The History of Frontier
The 150 acres of Frontier Place was owned by William L. Scott (1828-1891) and was called “Frontier Farm.” As per Scott’s will, the Farm was held after his death by his Trustees until the Erie City limits expanded to include Frontier Farm (April 13, 1920) and then it was subdivided into single family residential lots per his instructions and sold to individual purchasers.
Charles M. Reed (1803-1871), the grandson of Seth Reed who was Erie’s first settler, served a term as mayor of Erie (1872), was a congressman (1843-45), and a general. He was a successful shipping merchant on the great lakes between Buffalo and Chicago.
While a congressman, Reed met Scott while Scott was working as a page in the National House of Representatives. In 1844 Scott (an orphan) moved to Erie at the urging of Reed who employed Scott at the age of 16 as a shipping clerk on his Erie wharves.
Scott’s career as a businessman and politician based in Erie was extraordinarily successful and he had very profitable shipping, coal mining, iron manufacturing, and railroad businesses. He was a popular political figure who served two full terms as mayor of Erie (1866, 1871), was for many years a member of the democratic national committee (1868, 1876, 1880, 1888), and a congressman from Pennsylvania (from the same district represented by C.M. Reed when Scott was a page in the National House) where he served two terms (1876, 1884).

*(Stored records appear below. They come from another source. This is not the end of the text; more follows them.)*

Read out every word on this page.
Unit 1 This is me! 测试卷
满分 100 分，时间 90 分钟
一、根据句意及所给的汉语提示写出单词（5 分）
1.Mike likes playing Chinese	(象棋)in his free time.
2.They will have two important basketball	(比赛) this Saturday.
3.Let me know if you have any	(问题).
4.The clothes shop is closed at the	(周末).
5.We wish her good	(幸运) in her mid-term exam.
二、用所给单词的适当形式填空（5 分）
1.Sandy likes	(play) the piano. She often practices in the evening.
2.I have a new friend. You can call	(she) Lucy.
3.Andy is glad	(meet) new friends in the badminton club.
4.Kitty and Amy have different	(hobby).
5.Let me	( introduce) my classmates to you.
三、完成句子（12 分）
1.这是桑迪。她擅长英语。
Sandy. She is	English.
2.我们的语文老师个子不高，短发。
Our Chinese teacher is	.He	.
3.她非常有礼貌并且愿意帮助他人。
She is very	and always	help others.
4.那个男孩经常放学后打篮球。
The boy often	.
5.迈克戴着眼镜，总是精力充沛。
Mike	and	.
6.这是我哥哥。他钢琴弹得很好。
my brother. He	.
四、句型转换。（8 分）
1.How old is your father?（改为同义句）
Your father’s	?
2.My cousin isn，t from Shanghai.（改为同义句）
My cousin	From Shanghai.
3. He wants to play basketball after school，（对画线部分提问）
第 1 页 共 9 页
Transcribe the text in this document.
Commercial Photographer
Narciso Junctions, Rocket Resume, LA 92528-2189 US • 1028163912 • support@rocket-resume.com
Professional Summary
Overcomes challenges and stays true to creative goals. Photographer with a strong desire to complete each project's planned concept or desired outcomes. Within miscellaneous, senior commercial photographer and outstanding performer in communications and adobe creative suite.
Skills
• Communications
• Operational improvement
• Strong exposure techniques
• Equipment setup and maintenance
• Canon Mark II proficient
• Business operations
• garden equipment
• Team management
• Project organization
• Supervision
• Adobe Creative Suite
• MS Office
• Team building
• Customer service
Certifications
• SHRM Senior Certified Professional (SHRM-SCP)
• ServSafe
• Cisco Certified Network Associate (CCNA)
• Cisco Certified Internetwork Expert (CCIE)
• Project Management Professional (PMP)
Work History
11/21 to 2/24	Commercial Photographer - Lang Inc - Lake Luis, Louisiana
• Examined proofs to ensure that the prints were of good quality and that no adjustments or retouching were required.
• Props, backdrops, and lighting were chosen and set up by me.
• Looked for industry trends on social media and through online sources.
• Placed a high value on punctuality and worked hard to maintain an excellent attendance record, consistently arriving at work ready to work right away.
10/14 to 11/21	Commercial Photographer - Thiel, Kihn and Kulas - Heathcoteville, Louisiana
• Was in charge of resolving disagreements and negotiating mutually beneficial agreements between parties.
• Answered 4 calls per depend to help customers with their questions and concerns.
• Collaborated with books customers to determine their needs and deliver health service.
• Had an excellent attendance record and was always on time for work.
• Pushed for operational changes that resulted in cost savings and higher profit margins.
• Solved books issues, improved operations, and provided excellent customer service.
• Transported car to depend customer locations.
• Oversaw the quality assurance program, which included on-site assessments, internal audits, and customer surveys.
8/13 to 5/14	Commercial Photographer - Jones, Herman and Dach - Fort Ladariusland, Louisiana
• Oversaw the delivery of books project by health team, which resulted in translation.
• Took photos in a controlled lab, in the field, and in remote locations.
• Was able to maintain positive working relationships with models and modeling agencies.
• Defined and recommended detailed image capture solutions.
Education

Scott was a prominent figure in the horse racing and breeding circuit, and held “the most notable farming enterprise in the history of the Millcreek township” for stock, studs and agriculture (Miller, Vol. 1, p. 504). This farming operation included Frontier Farm. There was one residence on Frontier Farm, the farm house (1878) which was moved from the middle of what is now Seminole Drive to its current location at 704 Seminole Drive in the 1920s during the development of the property.
Scott had an enduring love for Erie as his home city and local evidence of his ceaseless activities to create a better Erie were “many, imposing, and beautiful” (Miller, Vol. 2, p.453-455) although most have since been demolished. He sought to make it “beautiful Erie” and his efforts towards Erie’s embellishment included blocks (“The Scott Block”of 1872), elegant and commodious homes, mansions, churches, parks and avenues, Massassauga Point (a hotel at head of Presque Isle), and a cluster of highly cultivated farms (Nelson, p. 546).
At his death in 1891, Scott bequeathed Frontier Farm in trust to his daughters, Mary Scott Townsend and Annie Wainwright Strong, stipulating that it was to remain intact until such time as the plot was annexed by the City of Erie and then it could be laid out as a subdivision for “purchasers who intend to improve the same for the purpose of residence or of such business as will not in any way injure the portions of the said (farm) set apart for residences” (Scott #32385, 1891).
The executors of the Scott estate managed the property for nearly 30 years, after which time the Frontier Farm was incorporated in the City of Erie and subdivided into lots for residences. The Frontier Place subdivision was laid out by Hill & Hill Engineers in 1922 which included the tree lawns and boulevards that add to the neighborhood’s distinction today.
Frontier Farm was deeded by the trustees of Scott’s estate to the Frontier Company which was incorporated to sell the lots and develop the subdivision. Sale of lots was delegated to Roy B. Way (President of R.B. Way & Company Real Estate and Insurance) and who lived at 618 Seminole Drive.
Throughout the 1920s, 59 homes (27% of the 2008 total) were constructed and mainly reflected the Colonial Revival style. The 1930s and 1940s yielded 43 (20%) more homes constructed. This comparatively slower growth is commonly attributed to the effect of The Great Depression and World War II on the Erie area. The 1950s saw most of the remaining lots in Frontier Place developed with 87 homes built (40%) that generally reflected the single-story Ranch style.
Since 1959, 28 (13%) more homes have been built. In 1951, the City purchased the parcels of “hollow” from the Frontier Company and subsequently created Frontier Park. The development of a community park so close to the neighborhood helped to further enhance the sense of identity of Frontier Place.
On January 5, 1931, a group of property owners within Frontier Place chartered the Frontier Improvement Association to “provide for the proper care of the streets, avenues and roads, shrubbery, public places … and to promote the common good of the residents and owners of said lots and to improve the use and enjoyment thereof within the subdivision known as the Frontier Place Subdivision”. The Association is still active today and its efforts focus on the ongoing maintenance and improvement of the streets, boulevards, and tree lawns as well as a variety of community-building activities.